With the Nintendo Switch essentially comes the consolidation of Nintendo’s handheld and console divisions, which in turn can only mean a steadier flow of first party video games as Nintendo will no longer be dividing its attention amongst two consoles. Indie developers will also contribute to the Switch ecosystem as we have already seen with the likes of the soon to be released Yooka-Laylee.
If the Switch goes on to be a sales success, third parties will not be able to ignore Nintendo’s console. The Switch may not see a direct port of the latest Call of Duty or Assassin’s Creed, but instead special attention may be given to new Activision or Ubisoft properties. Afterall, there could still be something to that Rabbids/Mario crossover rumor we were hearing so much about pre-launch.
Lastly, I did want to touch on the one nagging issue keeping me from 100% recommending the console at the moment. Joy-Con desync is a real issue. For the gamer who plans on not purchasing an expensive Pro Controller, dock placement is likely going to be a problem when playing in TV Mode.
My current setup has me shuffling my Switch Dock from behind my television to a side table on a regular basis. At times I prefer the laziness of having two detached controllers and the ability to move both arms independently at will which using the Joy-Con detached provides. While there are no problems playing with the Pro Controller, if there is anything obstructing line of sight between Joy-Con and Switch console, there is likely going to be an issue.

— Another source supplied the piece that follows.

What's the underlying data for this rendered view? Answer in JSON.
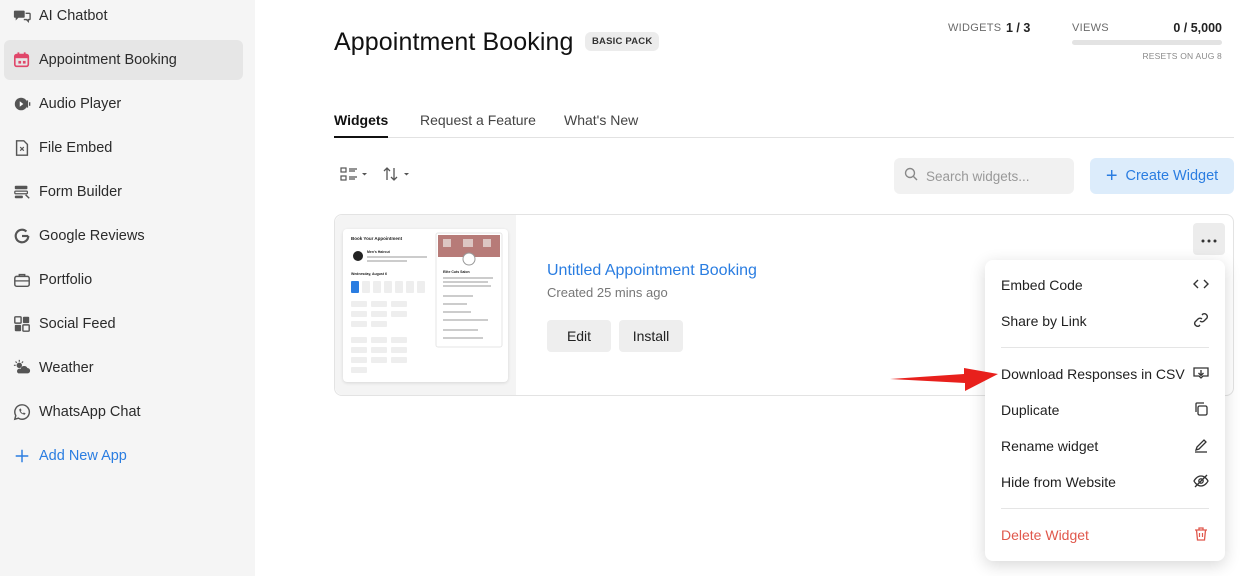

Playing 1-2-Switch for example required me to move the Switch from behind the television so that the player with the left Joy-Con wasn’t at a significant disadvantage. Similarly with Snipperclips, the player with Joy-Con (L) would often complain that their button presses were not being registered until the console was moved to a different location.
There are already reports of customers sending in their Joy-Con (L) for repair and receiving them back with all issues fixed. There is even a DIY fix for those skilled In the arts of the soldering iron. My Joy-Con (L) is currently out for repair, and hopefully when it returns, I will have a fully functioning unit.
I’m not sure how Nintendo will address the issue on a large scale. Seemingly, this is not an issue that can be fixed with a simple firmware update. One would also imagine that all Joy-Con currently being manufactured will have this issue fixed.
At present time, until Nintendo formally addresses the issue, and all defective units are cleared out of the retail channels, buyer beware.
All these issues aside, there is a lot to love about the Switch. I find myself only wanting to play games on it. Picking up my Xbox One controller is dissatisfying after the realization that I cannot take my gaming with me when I leave the room. While not an issue before, the speed of the Switch really highlights the sluggishness of the UI for other consoles. Pressing the power button on the Switch instantly takes me back to Death Mountain, where as going from 0-Gaming on the Xbox One takes considerably longer.
All in all I would say that the Switch is a big win for Nintendo. Exorbitant accessory prices and the sparse quantity of launch titles aside, It is easy to see Nintendo meeting and even exceeding their expectations this console generation.